Halfway to the burying ground, a stranger met them coming along the road. Noting the peculiar fixity of these others and the lidless casket with its strange contents, he inquired, ‘’What is the nature of your curious burden, and where might you be bound?’’

Came the reply: ‘’This man has been judged by his peers to be in contempt of everything and everybody. He’s so damned lazy that for seven years he has laid up in that very hammock. He won’t work. He won’t even talk. So we’re going to bury him alive.’’

‘’You mustn’t do such a thing,’’ exclaimed the stranger, ‘’for every man is lazy in his own way. I suggest that this one might be redeemed, not through threat of punishment, but by direct appeal to his inmost human heart. Suppose that I make him an offer…an offer couched in charity. Being a creature of feelings like you and I, he may well respond to the prospect of loving kindness. I think it’s worth a try.’’

The stranger drew nigh the casket and appraised the inscrutable creature within.

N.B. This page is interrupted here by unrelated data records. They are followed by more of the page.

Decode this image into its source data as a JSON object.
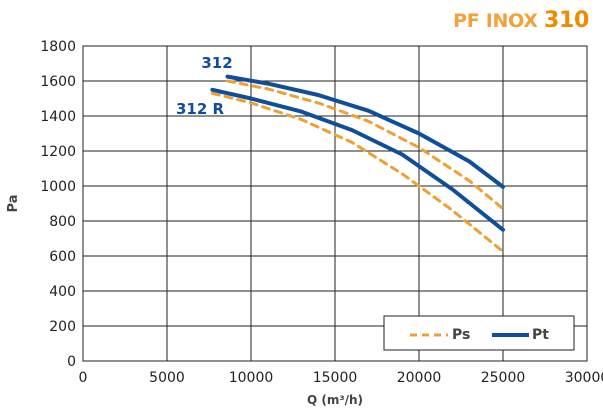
{
  "title": {
    "text": "PF INOX",
    "model": "310"
  },
  "chart_data": {
    "type": "line",
    "xlabel": "Q (m³/h)",
    "ylabel": "Pa",
    "xlim": [
      0,
      30000
    ],
    "ylim": [
      0,
      1800
    ],
    "xticks": [
      0,
      5000,
      10000,
      15000,
      20000,
      25000,
      30000
    ],
    "yticks": [
      0,
      200,
      400,
      600,
      800,
      1000,
      1200,
      1400,
      1600,
      1800
    ],
    "grid": true,
    "legend": {
      "position": "bottom-right",
      "items": [
        "Ps",
        "Pt"
      ]
    },
    "curve_labels": [
      "312",
      "312 R"
    ],
    "series": [
      {
        "name": "Pt",
        "curve": "312",
        "style": "solid",
        "color": "#0f4e9a",
        "x": [
          8600,
          11000,
          14000,
          17000,
          20000,
          23000,
          25000
        ],
        "y": [
          1625,
          1585,
          1520,
          1430,
          1300,
          1140,
          995
        ]
      },
      {
        "name": "Ps",
        "curve": "312",
        "style": "dashed",
        "color": "#f0a030",
        "x": [
          8600,
          11000,
          14000,
          17000,
          20000,
          23000,
          25000
        ],
        "y": [
          1600,
          1555,
          1475,
          1370,
          1220,
          1030,
          870
        ]
      },
      {
        "name": "Pt",
        "curve": "312 R",
        "style": "solid",
        "color": "#0f4e9a",
        "x": [
          7700,
          10000,
          13000,
          16000,
          19000,
          22000,
          25000
        ],
        "y": [
          1550,
          1500,
          1425,
          1320,
          1180,
          980,
          750
        ]
      },
      {
        "name": "Ps",
        "curve": "312 R",
        "style": "dashed",
        "color": "#f0a030",
        "x": [
          7700,
          10000,
          13000,
          16000,
          19000,
          22000,
          25000
        ],
        "y": [
          1530,
          1475,
          1380,
          1250,
          1070,
          860,
          625
        ]
      }
    ]
  },
  "colors": {
    "accent": "#f08a00",
    "pt": "#0f4e9a",
    "ps": "#f0a030"
  }
}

He began speaking in a sonorous voice:

‘’Hear me now, and hear me well. I have 500 bushels of corn I’ll give you. Think on that, my good man! Why, you can have this corn milled for your family’s sustenance, or you can lay it by as provender for your livestock…then again, you may wish to barter some of it for household necessities, or you may choose to sell part of it for profit so as to render up taxes on your homestead. Well, what do you say to that, my stubborn friend?’’

And now, to the ears of that rapt company surrounding the wagon came a sound as foreign and incredible, as terrifyingly arcane as the groaning rend and tear of some quaking continental groundmass tortured into movement by the core flux of the very earth itself. From the coffin emanated a voice, a voice sepulchral.

‘’That corn…’

‘’Yes, yes,’’ cried the giver of gifts blissfully. ‘’Five hundred bushels. What about the corn?’’

‘’Is it shucked?’’

‘’No,’’ cried the other in consternation. ‘’It’s not shucked.’’

‘’Drive on,’’ came the voice from the casket. ‘’Drive on, drive on, drive on…”

Editor’s note: This story by Gamble Rogers, then 50, was published in Florida magazine in 1987, along with a profile of the St. Augustine troubadour and storyteller. The story is a good example of his unique mix of highbrow language and rural characters, a blend of gentle humor and what he called “fifty-cent words.”